Towards a survival-based cellular assay for rapid selection of protease
inhibitors
Abstract
We are describing a method tailored for in-cell selection of protease
inhibitors. In this method, a target protease is co-expressed with a
selective substrate, the product of which kills the host cells.
Therefore, it can be applied to identify potential inhibitors, based on
cell host survival, when inhibition of the target protease occurs. The
method would be suitable for selection of inhibitors from
intracellularly generated inhibitor libraries, like SICLOPPS, for
instance. TEV protease was chosen for this proof-of-concept. The
genetically encoded selective substrate is a single polypeptide chain,
composed of three parts: (1) ccdB protein that can cause host cell death
when it accumulates inside cell, (2) a protease cleavage sequence, that
can be changed according to the target protease: ENLYFQG sequence for
TEV substrate ( - predicted cleavage site) and (3) the ssrA sequence
(AANDENYALAA), which drives the polypeptide to degradation by the
ClpX/ClpP complex inside host E. coli cells.
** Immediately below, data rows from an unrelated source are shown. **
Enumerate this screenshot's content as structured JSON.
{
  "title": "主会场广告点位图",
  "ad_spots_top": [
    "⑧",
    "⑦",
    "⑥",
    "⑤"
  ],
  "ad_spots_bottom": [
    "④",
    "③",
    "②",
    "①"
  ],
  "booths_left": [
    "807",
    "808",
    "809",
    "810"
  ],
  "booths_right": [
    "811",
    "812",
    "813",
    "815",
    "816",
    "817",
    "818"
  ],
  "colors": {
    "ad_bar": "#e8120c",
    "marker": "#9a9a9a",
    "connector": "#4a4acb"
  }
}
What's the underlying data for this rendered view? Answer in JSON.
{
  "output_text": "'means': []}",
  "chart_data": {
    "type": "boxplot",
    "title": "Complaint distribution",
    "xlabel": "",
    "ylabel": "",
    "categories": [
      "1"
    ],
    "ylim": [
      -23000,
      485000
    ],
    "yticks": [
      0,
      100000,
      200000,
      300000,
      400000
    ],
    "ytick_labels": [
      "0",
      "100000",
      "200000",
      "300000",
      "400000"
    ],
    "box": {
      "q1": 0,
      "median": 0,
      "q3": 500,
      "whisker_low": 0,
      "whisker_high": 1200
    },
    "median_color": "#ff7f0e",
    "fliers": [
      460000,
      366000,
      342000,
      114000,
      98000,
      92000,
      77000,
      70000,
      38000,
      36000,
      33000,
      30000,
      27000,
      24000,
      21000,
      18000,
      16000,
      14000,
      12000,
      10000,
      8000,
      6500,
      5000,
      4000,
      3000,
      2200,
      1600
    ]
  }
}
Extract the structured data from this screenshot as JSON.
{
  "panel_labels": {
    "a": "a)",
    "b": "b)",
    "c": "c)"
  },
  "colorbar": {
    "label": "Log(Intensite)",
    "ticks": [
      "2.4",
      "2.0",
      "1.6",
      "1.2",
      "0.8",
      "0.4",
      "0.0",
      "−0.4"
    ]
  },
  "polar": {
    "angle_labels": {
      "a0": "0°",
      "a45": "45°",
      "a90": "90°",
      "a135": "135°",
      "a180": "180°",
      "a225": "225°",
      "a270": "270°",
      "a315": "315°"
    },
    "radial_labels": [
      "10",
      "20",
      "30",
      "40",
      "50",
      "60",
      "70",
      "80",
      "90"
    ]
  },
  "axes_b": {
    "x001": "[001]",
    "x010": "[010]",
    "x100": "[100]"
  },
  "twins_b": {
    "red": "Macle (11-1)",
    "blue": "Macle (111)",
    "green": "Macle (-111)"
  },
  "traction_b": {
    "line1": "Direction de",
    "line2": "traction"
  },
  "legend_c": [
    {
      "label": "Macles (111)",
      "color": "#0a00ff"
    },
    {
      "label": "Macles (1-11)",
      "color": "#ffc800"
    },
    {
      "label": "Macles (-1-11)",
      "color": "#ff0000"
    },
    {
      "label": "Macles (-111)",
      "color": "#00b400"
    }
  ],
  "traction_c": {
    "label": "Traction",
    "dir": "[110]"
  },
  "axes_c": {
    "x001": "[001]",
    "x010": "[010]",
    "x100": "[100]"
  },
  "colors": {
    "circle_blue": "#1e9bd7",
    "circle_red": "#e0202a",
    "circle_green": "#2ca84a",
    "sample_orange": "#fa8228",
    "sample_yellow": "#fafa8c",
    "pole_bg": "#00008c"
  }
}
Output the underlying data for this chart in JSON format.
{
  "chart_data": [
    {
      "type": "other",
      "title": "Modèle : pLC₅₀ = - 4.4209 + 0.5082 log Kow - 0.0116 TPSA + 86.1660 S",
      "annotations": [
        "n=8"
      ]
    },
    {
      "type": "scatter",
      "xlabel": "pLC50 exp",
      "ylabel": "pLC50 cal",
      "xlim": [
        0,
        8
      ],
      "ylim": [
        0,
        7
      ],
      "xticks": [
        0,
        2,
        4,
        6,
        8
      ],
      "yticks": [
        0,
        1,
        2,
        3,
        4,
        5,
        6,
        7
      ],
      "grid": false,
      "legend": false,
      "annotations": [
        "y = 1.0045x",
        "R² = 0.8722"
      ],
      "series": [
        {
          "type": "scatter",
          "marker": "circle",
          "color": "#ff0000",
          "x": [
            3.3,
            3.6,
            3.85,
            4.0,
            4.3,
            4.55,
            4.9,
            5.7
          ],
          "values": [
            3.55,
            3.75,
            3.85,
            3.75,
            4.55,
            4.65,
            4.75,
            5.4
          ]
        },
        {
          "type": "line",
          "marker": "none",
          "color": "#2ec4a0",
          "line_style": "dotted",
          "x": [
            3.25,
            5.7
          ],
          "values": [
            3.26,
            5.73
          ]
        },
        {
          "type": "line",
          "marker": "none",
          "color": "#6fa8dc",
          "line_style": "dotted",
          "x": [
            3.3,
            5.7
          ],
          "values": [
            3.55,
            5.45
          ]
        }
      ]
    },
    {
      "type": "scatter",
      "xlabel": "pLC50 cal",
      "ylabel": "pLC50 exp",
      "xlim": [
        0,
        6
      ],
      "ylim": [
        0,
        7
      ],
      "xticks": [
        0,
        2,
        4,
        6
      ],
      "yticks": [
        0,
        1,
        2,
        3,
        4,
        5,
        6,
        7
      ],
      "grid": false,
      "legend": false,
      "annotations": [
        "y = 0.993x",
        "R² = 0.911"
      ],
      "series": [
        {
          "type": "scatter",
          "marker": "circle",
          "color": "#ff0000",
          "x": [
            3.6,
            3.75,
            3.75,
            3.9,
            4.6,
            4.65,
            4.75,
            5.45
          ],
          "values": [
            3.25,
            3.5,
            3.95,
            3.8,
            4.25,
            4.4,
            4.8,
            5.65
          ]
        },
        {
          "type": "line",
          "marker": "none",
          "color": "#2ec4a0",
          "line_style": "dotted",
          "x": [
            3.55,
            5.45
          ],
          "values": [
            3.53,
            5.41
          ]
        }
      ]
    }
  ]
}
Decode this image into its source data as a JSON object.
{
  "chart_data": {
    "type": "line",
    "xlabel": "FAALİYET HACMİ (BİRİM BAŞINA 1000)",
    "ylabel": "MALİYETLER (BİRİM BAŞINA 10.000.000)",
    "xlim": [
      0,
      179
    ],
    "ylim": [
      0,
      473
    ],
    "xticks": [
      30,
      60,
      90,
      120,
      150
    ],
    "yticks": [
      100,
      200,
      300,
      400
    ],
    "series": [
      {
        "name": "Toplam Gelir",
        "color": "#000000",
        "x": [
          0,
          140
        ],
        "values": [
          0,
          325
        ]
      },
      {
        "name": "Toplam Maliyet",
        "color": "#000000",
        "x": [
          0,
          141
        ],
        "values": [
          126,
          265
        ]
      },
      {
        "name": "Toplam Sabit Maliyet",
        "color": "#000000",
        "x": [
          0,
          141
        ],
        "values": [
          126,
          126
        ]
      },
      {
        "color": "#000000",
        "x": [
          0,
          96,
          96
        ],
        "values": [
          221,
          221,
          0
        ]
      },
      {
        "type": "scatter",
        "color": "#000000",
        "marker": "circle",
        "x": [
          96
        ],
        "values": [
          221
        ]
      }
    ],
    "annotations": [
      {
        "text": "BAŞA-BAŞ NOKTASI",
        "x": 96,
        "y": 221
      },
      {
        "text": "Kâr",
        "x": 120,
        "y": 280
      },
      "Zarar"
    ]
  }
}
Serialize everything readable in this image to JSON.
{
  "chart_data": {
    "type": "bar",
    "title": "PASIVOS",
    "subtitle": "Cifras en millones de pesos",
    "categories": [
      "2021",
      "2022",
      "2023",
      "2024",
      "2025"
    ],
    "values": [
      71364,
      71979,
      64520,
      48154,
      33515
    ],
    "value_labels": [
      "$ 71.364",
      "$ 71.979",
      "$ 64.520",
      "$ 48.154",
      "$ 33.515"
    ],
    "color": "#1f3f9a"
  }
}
Conditions for controlled
expression of this substrate, in which its steady-state concentration
did not provoke significant death of host cells, were established.
Co-expression of active TEV protease and this selective substrate
(ccdB-ENLYFQG-ssrA) caused the death of a significant host cell
population, while control assays with an inactive mutant TEV Asp81Asn
did not. Details of the methodology used are given, providing the basis
for the application of similar systems for other proteases of interest.